Als Dozent am Bauhaus hat Moholy-Nagy Kontakt zu seinen Kollegen Hirschfeld-Mack und Schwerdtfeger. Diese beiden entwickeln unabhängig von ihm 1923 ihre ersten sog. ‚reflektorischen Farb-Lichtspiele’. Inspiriert von diesen Arbeiten sieht sich Moholy-Nagy in seinen eigenen Visionen bestätigt und formuliert später die Forderung, das „statische Tafelbild“ solle gänzlich „in Richtung auf eine kinetische optische Gestaltung“ 8 überwunden werden. Für Moholy-Nagy besteht die Wirkungsweise eines statischen Einzel- bzw. Tafelbildes lediglich in der Produktion von Spannungen in Farb- und/oder Formverhältnissen auf einer zweidimensionalen Fläche.
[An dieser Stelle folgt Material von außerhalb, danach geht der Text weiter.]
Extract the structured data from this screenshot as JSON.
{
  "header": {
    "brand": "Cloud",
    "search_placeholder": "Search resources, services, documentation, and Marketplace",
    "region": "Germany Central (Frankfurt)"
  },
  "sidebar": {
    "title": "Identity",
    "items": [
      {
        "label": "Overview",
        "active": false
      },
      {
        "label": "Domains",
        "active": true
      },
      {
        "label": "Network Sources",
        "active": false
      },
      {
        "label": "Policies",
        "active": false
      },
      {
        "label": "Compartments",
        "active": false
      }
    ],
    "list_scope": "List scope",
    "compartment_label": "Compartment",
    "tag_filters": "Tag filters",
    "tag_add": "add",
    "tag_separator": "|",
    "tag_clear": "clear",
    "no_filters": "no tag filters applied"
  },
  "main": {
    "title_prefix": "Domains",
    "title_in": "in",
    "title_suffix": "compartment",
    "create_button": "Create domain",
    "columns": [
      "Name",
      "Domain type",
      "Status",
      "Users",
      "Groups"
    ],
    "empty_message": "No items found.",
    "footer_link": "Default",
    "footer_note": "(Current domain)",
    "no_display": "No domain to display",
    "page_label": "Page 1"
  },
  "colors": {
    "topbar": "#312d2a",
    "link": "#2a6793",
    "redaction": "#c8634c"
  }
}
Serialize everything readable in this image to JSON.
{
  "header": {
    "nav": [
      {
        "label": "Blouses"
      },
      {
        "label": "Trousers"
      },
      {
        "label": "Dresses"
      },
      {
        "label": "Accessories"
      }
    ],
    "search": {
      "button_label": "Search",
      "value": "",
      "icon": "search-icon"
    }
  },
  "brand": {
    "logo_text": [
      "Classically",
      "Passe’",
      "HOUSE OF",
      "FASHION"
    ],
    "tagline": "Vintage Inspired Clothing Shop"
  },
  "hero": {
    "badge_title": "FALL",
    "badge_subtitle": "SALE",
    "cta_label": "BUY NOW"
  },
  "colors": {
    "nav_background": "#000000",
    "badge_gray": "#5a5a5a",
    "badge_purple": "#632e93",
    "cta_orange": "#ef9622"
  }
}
Das Wesen eines reflektorischen Lichtspiels hingegen ist die weitaus komplexere Produktion von „Licht-Raum-Zeitspannungen“ in verschiedenen Formen
7 vgl. Nakov, Andréi. Eine Lichtarchitektur, die sich über das rein Formale erhebt. in: Documenta: 1991,
S. 21.
8 Moholy-Nagy, László. zitiert in: Nakov: 1991, S.25.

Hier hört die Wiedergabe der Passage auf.